O cálculo do imposto como porcentagem do valor da propriedade ou dos bens transacionados, método chamado de ad valorem, é tão antigo quanto o Império Romano. O que não é antigo é a prática de incluir o imposto na sua própria base, portanto cobrar imposto sobre imposto como se faz com o ICMS. Esta prática, chamada popularmente de cálculo “por dentro”, foi introduzida na criação do ICM (precursor do ICMS) em 1966.
Um exemplo: Suponha a venda de um artigo por 100 reais (antes de calcular o imposto) e um imposto de 18%. Pelo método tradicional ou “por fora”, o imposto é calculado com o uso da fórmula simples seguinte:
Imposto = 18% x R$100,00 = R$ 18,00.
Já no método de cálculo “por dentro”, do ICMS, o imposto é calculado como segue:
Imposto = 18% x (R$100,00 + Imposto) = R$ 21,95 (aproximadamente).
A inclusão do imposto na sua própria base de cálculo é equivalente a adotar uma alíquota efetiva majorada, no exemplo 21,95% ao invés da alíquota nominal de 18%.[1]
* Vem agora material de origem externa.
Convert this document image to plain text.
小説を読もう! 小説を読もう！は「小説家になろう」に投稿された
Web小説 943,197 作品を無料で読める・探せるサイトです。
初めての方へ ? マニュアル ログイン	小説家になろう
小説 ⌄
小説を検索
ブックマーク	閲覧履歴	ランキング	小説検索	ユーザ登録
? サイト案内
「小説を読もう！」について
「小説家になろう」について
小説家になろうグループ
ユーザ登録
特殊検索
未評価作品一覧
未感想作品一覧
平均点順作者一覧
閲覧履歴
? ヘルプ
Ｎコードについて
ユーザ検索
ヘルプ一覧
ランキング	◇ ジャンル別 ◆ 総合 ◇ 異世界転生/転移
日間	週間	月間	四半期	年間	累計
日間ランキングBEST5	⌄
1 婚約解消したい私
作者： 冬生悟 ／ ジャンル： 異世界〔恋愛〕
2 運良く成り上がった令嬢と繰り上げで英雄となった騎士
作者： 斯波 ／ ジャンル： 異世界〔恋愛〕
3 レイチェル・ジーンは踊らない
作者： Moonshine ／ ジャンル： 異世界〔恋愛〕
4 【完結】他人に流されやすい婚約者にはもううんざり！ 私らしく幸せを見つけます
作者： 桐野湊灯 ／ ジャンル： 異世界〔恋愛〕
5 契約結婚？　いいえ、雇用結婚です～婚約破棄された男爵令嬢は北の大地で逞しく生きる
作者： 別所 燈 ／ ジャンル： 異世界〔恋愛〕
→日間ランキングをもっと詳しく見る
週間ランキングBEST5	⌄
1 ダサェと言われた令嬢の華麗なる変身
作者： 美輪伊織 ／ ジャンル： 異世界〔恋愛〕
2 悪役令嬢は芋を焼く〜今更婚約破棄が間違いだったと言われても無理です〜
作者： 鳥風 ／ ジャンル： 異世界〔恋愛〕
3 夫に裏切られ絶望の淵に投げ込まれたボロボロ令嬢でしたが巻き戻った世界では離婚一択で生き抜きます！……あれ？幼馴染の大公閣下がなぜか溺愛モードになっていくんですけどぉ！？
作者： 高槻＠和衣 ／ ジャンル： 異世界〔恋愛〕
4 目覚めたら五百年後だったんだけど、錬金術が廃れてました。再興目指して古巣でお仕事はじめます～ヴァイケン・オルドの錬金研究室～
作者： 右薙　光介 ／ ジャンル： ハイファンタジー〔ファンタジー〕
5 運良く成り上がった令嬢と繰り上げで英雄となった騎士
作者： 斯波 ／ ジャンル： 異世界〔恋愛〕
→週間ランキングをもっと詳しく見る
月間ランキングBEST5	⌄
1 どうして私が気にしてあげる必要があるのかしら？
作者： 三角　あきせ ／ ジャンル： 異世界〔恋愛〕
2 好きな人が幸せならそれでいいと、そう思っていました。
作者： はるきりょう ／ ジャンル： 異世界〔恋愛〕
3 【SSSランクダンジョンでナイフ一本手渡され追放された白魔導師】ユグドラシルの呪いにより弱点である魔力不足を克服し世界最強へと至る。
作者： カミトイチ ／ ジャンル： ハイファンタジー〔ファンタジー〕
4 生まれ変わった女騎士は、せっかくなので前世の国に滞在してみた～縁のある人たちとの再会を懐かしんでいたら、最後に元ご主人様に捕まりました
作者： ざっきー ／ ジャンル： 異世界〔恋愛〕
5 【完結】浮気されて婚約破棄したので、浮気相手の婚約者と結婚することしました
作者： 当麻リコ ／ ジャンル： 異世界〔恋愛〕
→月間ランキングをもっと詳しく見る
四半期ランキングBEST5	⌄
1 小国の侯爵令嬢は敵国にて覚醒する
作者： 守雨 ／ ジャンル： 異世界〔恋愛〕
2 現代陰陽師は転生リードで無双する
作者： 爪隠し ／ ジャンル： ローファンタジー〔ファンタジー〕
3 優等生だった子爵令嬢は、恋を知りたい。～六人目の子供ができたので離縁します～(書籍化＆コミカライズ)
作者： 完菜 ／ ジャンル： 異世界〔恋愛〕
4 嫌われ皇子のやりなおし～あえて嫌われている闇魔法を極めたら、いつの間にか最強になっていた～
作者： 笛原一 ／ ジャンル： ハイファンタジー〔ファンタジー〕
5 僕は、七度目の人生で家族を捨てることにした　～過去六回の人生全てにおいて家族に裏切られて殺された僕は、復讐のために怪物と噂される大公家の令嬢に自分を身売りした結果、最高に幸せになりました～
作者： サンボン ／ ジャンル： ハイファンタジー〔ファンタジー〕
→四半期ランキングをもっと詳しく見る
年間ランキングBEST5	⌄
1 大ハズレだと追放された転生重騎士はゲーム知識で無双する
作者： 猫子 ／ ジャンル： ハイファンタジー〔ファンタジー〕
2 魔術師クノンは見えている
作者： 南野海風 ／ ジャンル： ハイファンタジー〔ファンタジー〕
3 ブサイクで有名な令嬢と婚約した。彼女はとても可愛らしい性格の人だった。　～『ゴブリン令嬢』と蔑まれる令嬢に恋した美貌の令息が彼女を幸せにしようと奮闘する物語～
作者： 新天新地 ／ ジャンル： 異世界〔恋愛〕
A modalidade de cálculo “por dentro” viola a regra de transparência na tributação e, possivelmente, constitui um engano ao contribuinte, já que poucos se darão conta que a alíquota declarada não é a que se aplica de fato. O cálculo do imposto “por dentro” ofende a consciência tributária e de razoabilidade do cidadão comum e tem sido repelido por todos os sistemas tributários do mundo à exceção do Brasil.[2]
Como os maus exemplos prosperam, o cálculo do imposto por dentro acabou por contaminar também a Contribuição para o Programa de Integração Social (PIS) e a Contribuição para o Financiamento da Seguridade Social (COFINS), que são ambas cobradas “por dentro” sobre produtos importados e sobre o consumo de energia e telefonia, isto é, sobre uma base que inclui a própria contribuição.
Mas a escalada fiscal não para aí. No caso de energia e telefonia, o PIS é calculado, além do valor da transação subjacente, sobre o valor da COFINS, do ICMS e do próprio PIS. A COFINS é calculada também sobre o PIS, o ICMS e a própria COFINS. E é claro que o ICMS, para não ficar para trás, inclui na sua base os três (PIS, COFINS e ICMS).
A maximização da arrecadação tributária através da inclusão de vários tributos na base de cálculo, ademais da complexidade e falta de transparência, gera um efeito perverso nas finanças públicas: por exemplo, se houver necessidade—para cobrir gastos da seguridade social--de aumentar a alíquota do PIS ou do COFINS, automaticamente se estará aumentando a tributação do ICMS, imposto que tem outra razão de ser e outro poder tributante!
Uma reforma tributária de substância que venha a ser feita no Brasil deveria melhorar o sistema tributário dando-lhe mais transparência e visibilidade, com o que também se promoveria maior justiça fiscal e responsabilidade política (accountability) dos governantes. Para atingir esse desiderato é necessário eliminar a prática de calcular impostos “por dentro” como se faz com o ICMS, o PIS e o COFINS.
Referências:
Bird, Richard M., “Policy Forum: Visibility and Accountability—Is Tax-Inclusive Pricing a Good Thing?”, Canadian Tax Journal / Revue Fiscale Canadienne (2010) vol. 58, nº 1, 1-14
Millar, W. Jack, “Policy Forum: The Case for Maintaining Tax-Exclusive Pricing”, Canadian Tax Journal / Revue Fiscale Canadienne (2010) vol. 58, nº 1, 1-9
[1] Denotando por t a alíquota convencional ou por fora e por t’ a alíquota do ICMS ou por dentro, as duas alíquotas estão relacionadas pela fórmula t = 1/(1-t’). Isto significa que acréscimos constantes (lineares) na alíquota t’ resultam em acréscimos exponenciais (mais que proporcionais) na alíquota t. Assim, enquanto a alíquota normal por fora t = 21,95% é 22% maior que a correspondente alíquota por dentro t’ = 18%, a alíquota por fora incidente sobre energia elétrica (t = 33,33%) é 1/3 maior que a correspondente alíquota nominal por dentro t’ = 25%. Portanto, a tributação por dentro se torna progressivamente gravosa para produtos sujeitos a alíquotas mais elevadas.
[2] A reforma tributária de 1986 da Bolívia copiou o sistema brasileiro de cálculo “por dentro”. O sistema boliviano, porém, tem o atenuante de que o imposto assim cobrado pode ser recuperado pelos contribuintes individuais como crédito contra o imposto de renda sobre o trabalho assalariado.